Klar ist es das - aber genau das bringt doch eine ganze Menge Spannung in das Buch! Der geneigte Leser ahnt schon sehr früh, wer der wahre Prinz der Insel ist ... während die Retter alles daran setzen, den vermeintlichen Prinzen zu finden. Alle Bemühungen laufen in die falsche Richtung und auch wenn ein erwachsener Leser weiß, wie es einfach kommen muss, fiebert er doch mit: Werden sie es noch schaffen? Wird die Wahrheit noch rechtzeitig ans Licht kommen?

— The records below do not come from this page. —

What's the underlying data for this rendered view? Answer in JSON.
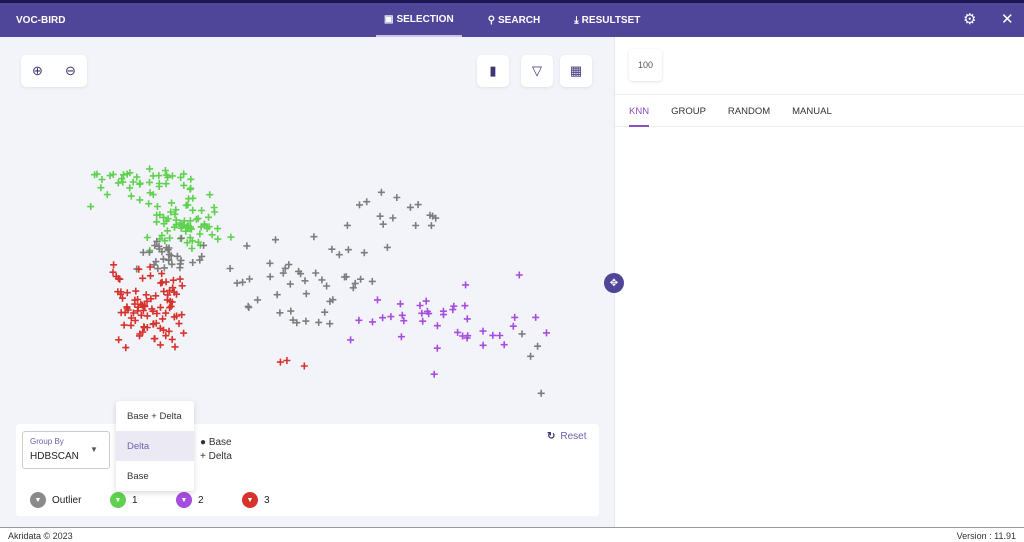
{
  "header": {
    "app_title": "VOC-BIRD",
    "nav": [
      {
        "label": "SELECTION",
        "icon": "image-icon",
        "active": true
      },
      {
        "label": "SEARCH",
        "icon": "search-icon"
      },
      {
        "label": "RESULTSET",
        "icon": "download-icon"
      }
    ]
  },
  "toolbar": {
    "zoom_in": "zoom-in-icon",
    "zoom_out": "zoom-out-icon",
    "chart": "bar-chart-icon",
    "filter": "filter-icon",
    "gallery": "gallery-icon"
  },
  "right": {
    "count": "100",
    "tabs": [
      {
        "label": "KNN",
        "active": true
      },
      {
        "label": "GROUP"
      },
      {
        "label": "RANDOM"
      },
      {
        "label": "MANUAL"
      }
    ]
  },
  "controls": {
    "group_by_label": "Group By",
    "group_by_value": "HDBSCAN",
    "base_label": "Base",
    "delta_label": "Delta",
    "reset_label": "Reset",
    "clusters": [
      {
        "label": "Outlier",
        "color": "#7d7d7d"
      },
      {
        "label": "1",
        "color": "#5fd14f"
      },
      {
        "label": "2",
        "color": "#a64de0"
      },
      {
        "label": "3",
        "color": "#d6332c"
      }
    ]
  },
  "dropdown": {
    "options": [
      "Base + Delta",
      "Delta",
      "Base"
    ],
    "selected": "Delta"
  },
  "footer": {
    "copyright": "Akridata © 2023",
    "version": "Version : 11.91"
  }
}
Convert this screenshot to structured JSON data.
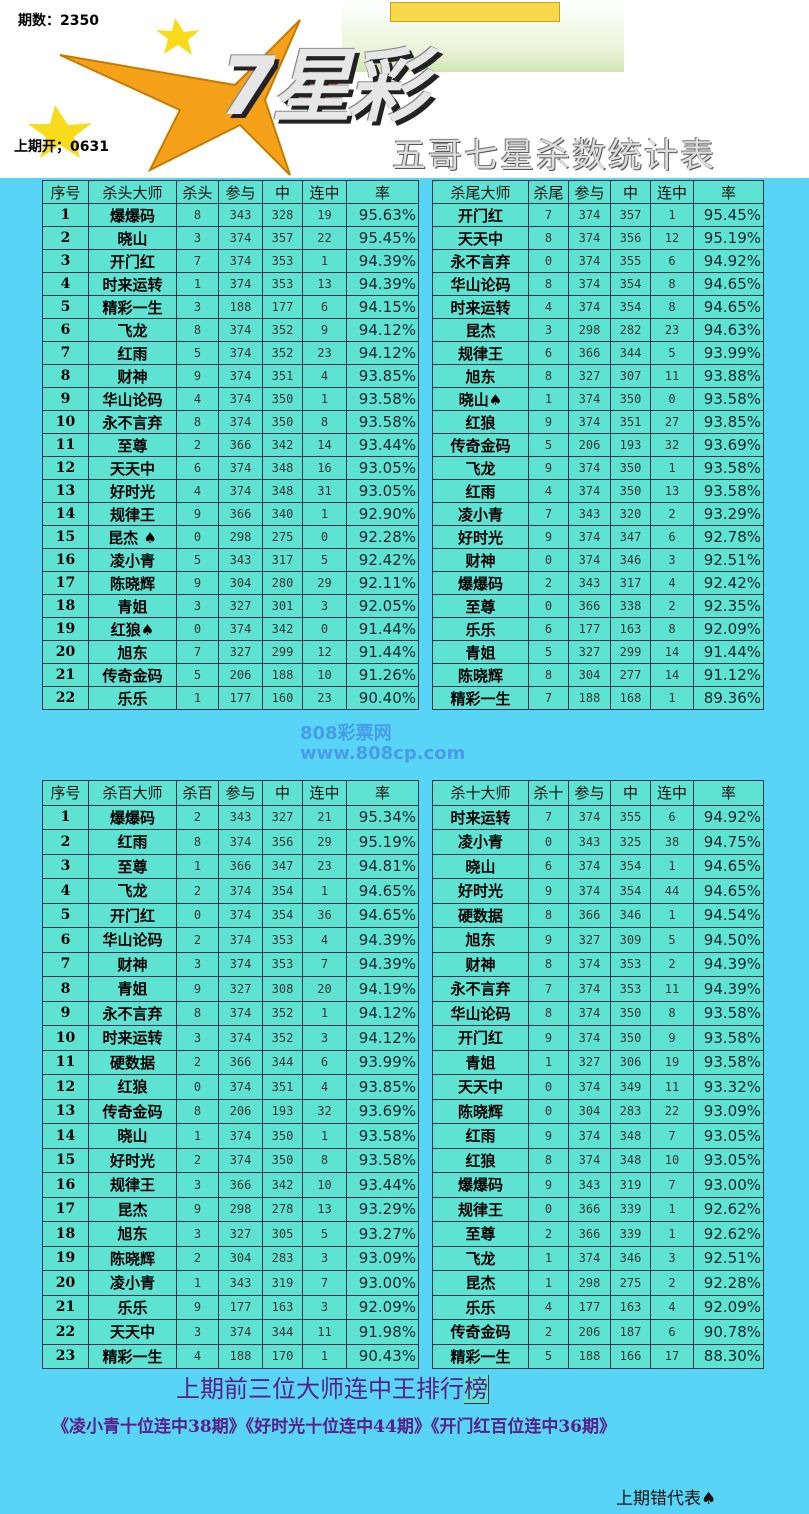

Ich finde dieses Buch absolut klasse!

Auch mir kam unvermeidlicherweise an manchen Stellen Harry Potter in den Sinn. Allerdings sind die Kinderbücher von Eva Ibbotson früher erschienen als die Harry-Potter-Bände. Und ich könnte mir glatt vorstellen, dass Mrs. Rowling die Geschichten der älteren Autorin durchaus bekannt waren, bevor sie sich an ihren Zauberlehrling machte.
Der Bahnsteig als Eingang in eine andere Welt, der fette, unausstehliche und verzogene Junge, der als Widersacher zum "Guten" agiert, die magischen Wesen bis hin zu den Pflanzen - all das kommt mir doch sehr bekannt vor.
Zwar hat J.K. Rowling aus diesen Elementen eine völlig neue Welt kreiert - und ich verschlinge ihre Bücher - aber Eva Ibbotson hat mit diesem Buch schon vor ihr eine Welt geschaffen, die bunt, lebendig, neu und sehr liebenswert ist.
Und sie ist witzig. Das Buch strotzt vor englischem Humor, manchmal absurd, manchmal anrührend.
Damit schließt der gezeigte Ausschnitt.